While it is fairly obvious that unusual high temperatures hurt agriculture, past studies show hot days even reduce car production at U.S. factories, Burke said.

“The U.S. is really close to the global optimum,” Burke said, adding that as it warms, the U.S. will fall off that peak. The authors calculate a warmer U.S. in 2100 will have a gross domestic product per person that’s 36 percent lower than it would be if warming stopped about now.

But because the U.S. is now at that ultimate peak, there’s greater uncertainty in the study’s calculations than in places like India, Pakistan, Vietnam, Nigeria and Venezuela where it’s already hot and there’s more certainty about dramatic economic harm, Hsiang said.

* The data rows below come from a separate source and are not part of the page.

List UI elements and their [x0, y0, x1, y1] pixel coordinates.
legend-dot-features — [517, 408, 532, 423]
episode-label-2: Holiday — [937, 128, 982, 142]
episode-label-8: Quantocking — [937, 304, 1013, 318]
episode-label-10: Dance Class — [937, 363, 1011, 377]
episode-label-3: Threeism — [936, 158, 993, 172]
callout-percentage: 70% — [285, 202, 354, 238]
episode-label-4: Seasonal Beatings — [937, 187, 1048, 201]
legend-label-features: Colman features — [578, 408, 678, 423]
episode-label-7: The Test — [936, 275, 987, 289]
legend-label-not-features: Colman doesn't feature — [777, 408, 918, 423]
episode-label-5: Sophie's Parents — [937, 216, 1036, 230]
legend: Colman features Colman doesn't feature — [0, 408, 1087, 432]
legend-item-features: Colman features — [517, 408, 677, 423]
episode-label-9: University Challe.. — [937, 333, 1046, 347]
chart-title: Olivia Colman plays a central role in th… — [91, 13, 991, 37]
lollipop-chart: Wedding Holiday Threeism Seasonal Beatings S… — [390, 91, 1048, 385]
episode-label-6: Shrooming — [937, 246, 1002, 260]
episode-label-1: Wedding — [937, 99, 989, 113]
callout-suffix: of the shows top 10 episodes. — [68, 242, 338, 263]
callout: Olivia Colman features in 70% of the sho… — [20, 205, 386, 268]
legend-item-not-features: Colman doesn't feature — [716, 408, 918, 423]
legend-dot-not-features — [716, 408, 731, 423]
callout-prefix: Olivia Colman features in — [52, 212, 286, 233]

The authors’ main figures are based on the premise that carbon dioxide emissions will continue to rise at the current trajectory. But countries across the world are pledging to control if not cut carbon pollution as international leaders prepare for a summit on climate change in Paris later this year. If the current pledges are kept, the warming cost in 2100 will drop from 23 percent to 15 percent, Burke said.

Gary Yohe, an environmental economist at Wesleyan University in Connecticut, praised the study as significant and thorough, saying Burke and Hsiang “use the most modern socio-economic scenarios.” But Richard Tol, an economist at the University of Sussex in England, dismissed the study as unworthy to be published in an economics journal, saying “the hypothesized relationship is without foundation.”

Other experts found good and bad points, with MIT’s John Reilly saying it will spark quite a debate among economists.